Qual’è stata la reazione delle donne che hanno frequentato il tuo laboratorio a contatto con il mezzo cinematografico? La fascinazione del cinema è sempre più che mai viva. Tema complesso. Averlo, però, accettato come viatico di riflessione ha permesso a loro di conoscerlo in modo più disincantato.
La creatività, l’arte in genere, possono – a tuo parere – supportare chi si trova a vivere l’esperienza carceraria? Certamente, se non è strumentale a chi la porta dentro. Per ciò che riguarda il nostro laboratorio, una delle condizioni era quella di non pensare di vendere la propria condizione di detenute all’esterno, premessa del resto perché il percorso rieducativo fosse il più possibile autentico, sincero.
Quali sono le prossime tappe di presentazione del film?
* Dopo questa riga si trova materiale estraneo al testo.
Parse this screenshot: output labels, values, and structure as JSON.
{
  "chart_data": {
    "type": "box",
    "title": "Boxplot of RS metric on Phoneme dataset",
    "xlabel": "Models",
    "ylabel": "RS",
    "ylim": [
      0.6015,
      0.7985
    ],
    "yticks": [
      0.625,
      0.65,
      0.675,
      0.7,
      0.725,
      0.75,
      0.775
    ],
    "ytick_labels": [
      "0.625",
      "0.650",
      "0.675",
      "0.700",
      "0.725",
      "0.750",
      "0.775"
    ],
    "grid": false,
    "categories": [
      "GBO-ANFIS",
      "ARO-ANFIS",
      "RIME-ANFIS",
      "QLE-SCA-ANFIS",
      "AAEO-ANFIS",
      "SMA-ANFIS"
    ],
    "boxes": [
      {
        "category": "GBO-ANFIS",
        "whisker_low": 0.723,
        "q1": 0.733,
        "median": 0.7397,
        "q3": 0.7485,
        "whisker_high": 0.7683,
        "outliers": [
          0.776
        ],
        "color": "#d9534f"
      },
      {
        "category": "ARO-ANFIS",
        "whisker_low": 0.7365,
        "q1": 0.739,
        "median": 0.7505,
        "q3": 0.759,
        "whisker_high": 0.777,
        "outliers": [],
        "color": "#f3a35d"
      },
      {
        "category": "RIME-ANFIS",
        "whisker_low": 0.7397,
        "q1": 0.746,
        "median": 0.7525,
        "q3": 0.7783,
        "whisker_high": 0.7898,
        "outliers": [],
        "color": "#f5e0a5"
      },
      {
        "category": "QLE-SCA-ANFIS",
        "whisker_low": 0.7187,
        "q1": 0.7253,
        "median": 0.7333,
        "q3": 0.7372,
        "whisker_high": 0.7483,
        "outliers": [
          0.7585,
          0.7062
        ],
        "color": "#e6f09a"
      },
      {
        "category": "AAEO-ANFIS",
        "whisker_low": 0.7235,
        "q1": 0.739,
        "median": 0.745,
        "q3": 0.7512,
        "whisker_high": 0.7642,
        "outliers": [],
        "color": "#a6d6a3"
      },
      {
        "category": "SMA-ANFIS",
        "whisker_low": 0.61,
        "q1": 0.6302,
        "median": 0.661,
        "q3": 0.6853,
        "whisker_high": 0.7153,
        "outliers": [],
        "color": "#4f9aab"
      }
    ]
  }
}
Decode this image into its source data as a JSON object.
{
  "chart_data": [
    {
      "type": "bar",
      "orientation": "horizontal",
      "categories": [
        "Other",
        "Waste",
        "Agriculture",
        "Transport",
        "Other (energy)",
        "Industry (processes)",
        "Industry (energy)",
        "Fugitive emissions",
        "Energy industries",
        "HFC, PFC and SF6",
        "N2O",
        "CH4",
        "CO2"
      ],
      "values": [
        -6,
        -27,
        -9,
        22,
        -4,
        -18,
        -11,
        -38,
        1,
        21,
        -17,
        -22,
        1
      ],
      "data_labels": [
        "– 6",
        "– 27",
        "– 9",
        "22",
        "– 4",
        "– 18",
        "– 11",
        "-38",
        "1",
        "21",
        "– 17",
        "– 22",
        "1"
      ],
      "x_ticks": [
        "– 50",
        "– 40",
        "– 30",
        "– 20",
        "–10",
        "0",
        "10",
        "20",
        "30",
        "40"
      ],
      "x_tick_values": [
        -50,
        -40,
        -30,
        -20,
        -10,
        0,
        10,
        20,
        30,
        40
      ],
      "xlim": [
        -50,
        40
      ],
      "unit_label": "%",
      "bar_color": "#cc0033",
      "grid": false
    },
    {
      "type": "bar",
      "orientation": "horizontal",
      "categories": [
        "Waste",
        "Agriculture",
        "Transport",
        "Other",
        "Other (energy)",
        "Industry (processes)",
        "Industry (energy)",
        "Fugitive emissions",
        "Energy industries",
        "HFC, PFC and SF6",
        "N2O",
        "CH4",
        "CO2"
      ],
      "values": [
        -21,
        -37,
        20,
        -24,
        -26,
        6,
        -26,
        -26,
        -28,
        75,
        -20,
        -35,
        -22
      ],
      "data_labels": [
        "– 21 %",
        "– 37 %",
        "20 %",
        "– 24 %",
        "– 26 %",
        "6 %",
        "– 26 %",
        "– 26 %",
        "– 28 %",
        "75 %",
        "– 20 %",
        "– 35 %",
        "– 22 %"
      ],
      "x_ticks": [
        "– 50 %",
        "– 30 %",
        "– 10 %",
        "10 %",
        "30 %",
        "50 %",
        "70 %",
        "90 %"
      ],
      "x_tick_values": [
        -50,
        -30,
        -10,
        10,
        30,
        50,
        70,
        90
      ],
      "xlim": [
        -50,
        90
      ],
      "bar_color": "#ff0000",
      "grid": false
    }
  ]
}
R2 production (www.r2production.it ), che ha prodotto il film senza contributi pubblici o aiuti di grossi media, ha deciso anche di distribuirlo, accompagnandolo per mano secondo un progetto che prevede anche la proiezione dentro le carceri, un dentro e fuori al carcere. Contando sulla qualità e originalità del film, che è uscito in prima al cinema a Bologna a fine novembre, poi a Roma a dicembre con l’Associazione Fuorinorma e all’Università Roma3, con riscontri più che positivi. E voglia di parlarne. Proseguirà nei cinema dell’Emilia Romagna e mi auguro anche in Piemonte e ad Alessandria.
Il ricordo del periodo di lavorazione che più è rimasto nella tua memoria? I momenti in realtà sono stati diversi, ma cito il montaggio, la conferma che non avevamo lavorato invano, che potevamo offrire al pubblico uno sguardo inedito su un tema difficile come le carceri e sulle donne rinchiuse in esse.